Von Bernd Schlupeck
Wissenschaftler in Sachsen haben ein chemisches Verfahren entwickelt, um Seltene Erden kostengünstig aus Leuchtstoffschlämmen der Lampenproduktion und Leuchtstoffpulver alter Röhren zu gewinnen. Seltene Erden sind nicht unbedingt seltene, aber oft teure Rohstoffe, die in nahezu allen Hochtechnologieprodukten Verwendung finden.
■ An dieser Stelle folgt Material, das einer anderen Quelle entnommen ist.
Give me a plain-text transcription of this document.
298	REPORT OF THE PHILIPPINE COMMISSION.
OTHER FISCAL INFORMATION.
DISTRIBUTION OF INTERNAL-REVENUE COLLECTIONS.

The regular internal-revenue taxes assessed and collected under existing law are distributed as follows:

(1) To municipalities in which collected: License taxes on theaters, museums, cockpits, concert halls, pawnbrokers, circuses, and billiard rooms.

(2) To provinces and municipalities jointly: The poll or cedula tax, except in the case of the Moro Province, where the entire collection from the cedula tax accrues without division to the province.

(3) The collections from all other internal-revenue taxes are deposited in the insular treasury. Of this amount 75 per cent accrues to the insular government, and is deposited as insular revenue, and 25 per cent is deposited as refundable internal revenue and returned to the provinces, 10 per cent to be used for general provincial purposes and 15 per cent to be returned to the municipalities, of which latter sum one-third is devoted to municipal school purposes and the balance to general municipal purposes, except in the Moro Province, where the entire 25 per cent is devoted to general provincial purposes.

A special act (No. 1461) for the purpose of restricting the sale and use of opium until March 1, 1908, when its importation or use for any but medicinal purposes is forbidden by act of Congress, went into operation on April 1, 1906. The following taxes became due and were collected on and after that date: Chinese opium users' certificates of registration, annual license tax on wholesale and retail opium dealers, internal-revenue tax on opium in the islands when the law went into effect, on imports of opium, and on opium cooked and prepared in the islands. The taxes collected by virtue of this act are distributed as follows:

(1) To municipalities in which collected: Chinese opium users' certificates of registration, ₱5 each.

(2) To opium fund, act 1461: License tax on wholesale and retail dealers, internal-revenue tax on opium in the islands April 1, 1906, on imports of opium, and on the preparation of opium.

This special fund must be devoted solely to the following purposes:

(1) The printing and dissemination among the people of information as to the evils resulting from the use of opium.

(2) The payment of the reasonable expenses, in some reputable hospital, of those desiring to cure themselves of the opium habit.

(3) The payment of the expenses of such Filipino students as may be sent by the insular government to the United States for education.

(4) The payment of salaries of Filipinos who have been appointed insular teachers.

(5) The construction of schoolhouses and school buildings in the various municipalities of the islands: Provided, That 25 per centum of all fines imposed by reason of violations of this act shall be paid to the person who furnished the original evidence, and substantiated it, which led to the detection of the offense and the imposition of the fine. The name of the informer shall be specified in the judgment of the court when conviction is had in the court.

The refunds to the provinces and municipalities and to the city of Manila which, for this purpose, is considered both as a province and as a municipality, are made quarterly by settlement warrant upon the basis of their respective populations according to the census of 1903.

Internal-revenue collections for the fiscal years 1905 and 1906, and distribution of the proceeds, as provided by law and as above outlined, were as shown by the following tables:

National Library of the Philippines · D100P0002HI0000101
„So, das ist jetzt der Rührkessel, wo die Leuchtstoffe aufbereitet werden.“
Peter Fröhlich, Chemiker an der Bergakademie Freiberg deutet auf einen 20-Liter-Kessel aus Glas. Das Herzstück des Aufbereitungsreaktors ist eingespannt in ein Gerüst aus Aluminium, das vom Boden bis zur Decke des Labors reicht. Im Kessel enden Schläuche von zwei gläsernen Behältern, die über dem Kessel hängen und Salzsäure enthalten. Auf dem Kessel drauf sitzt ein Rührer samt Motor. Für die Aufbereitung werden Leuchtschlämme aus der Produktion von Neonröhren in den Reaktor geschüttet und nach und nach Salzsäure aus den Trichtern zugegeben. Fröhlich:
„Das Ganze wird intensiv gerührt und bei diesem Prozess werden die Seltenen Erden freigesetzt, gehen also in Lösung. Danach folgt ein mehrstufiger Prozess, in dem wir die Seltenen Erden sehr rein gewinnen können.“
Was der Wissenschaftler so kurz und knapp zusammenfasst, ist das Ergebnis von zwei Jahren Forschung und hört auf den Namen SepSELSA – die Separation Seltener Erden aus entsorgungspflichtigen Leuchtstoffabfällen in Sachsen. Ziel des Verfahrens: Die begehrten Metalle in möglichst wenigen Schritten, so rein und günstig wie möglich aus Produktionsabfällen und Leuchtpulvern alter Neonröhren herausholen. Zuallererst haben sich die Forscher die Seltenen Erden in Produktionsabfällen vorgenommen. Die kommen als Leuchtschlämme vom Projektpartner Narva Lichtquellen und enthalten bis zu 22 Prozent Seltene Erden: Vor allem das für die Farbe Grün verantwortliche Yttrium, und das für die Farbe Rot verantwortliche Europium interessiert die Forscher. Um daran zu kommen, nutzen die Wissenschaftler aus, dass sich verschiedene Stoffe in Säure unterschiedlich gut lösen.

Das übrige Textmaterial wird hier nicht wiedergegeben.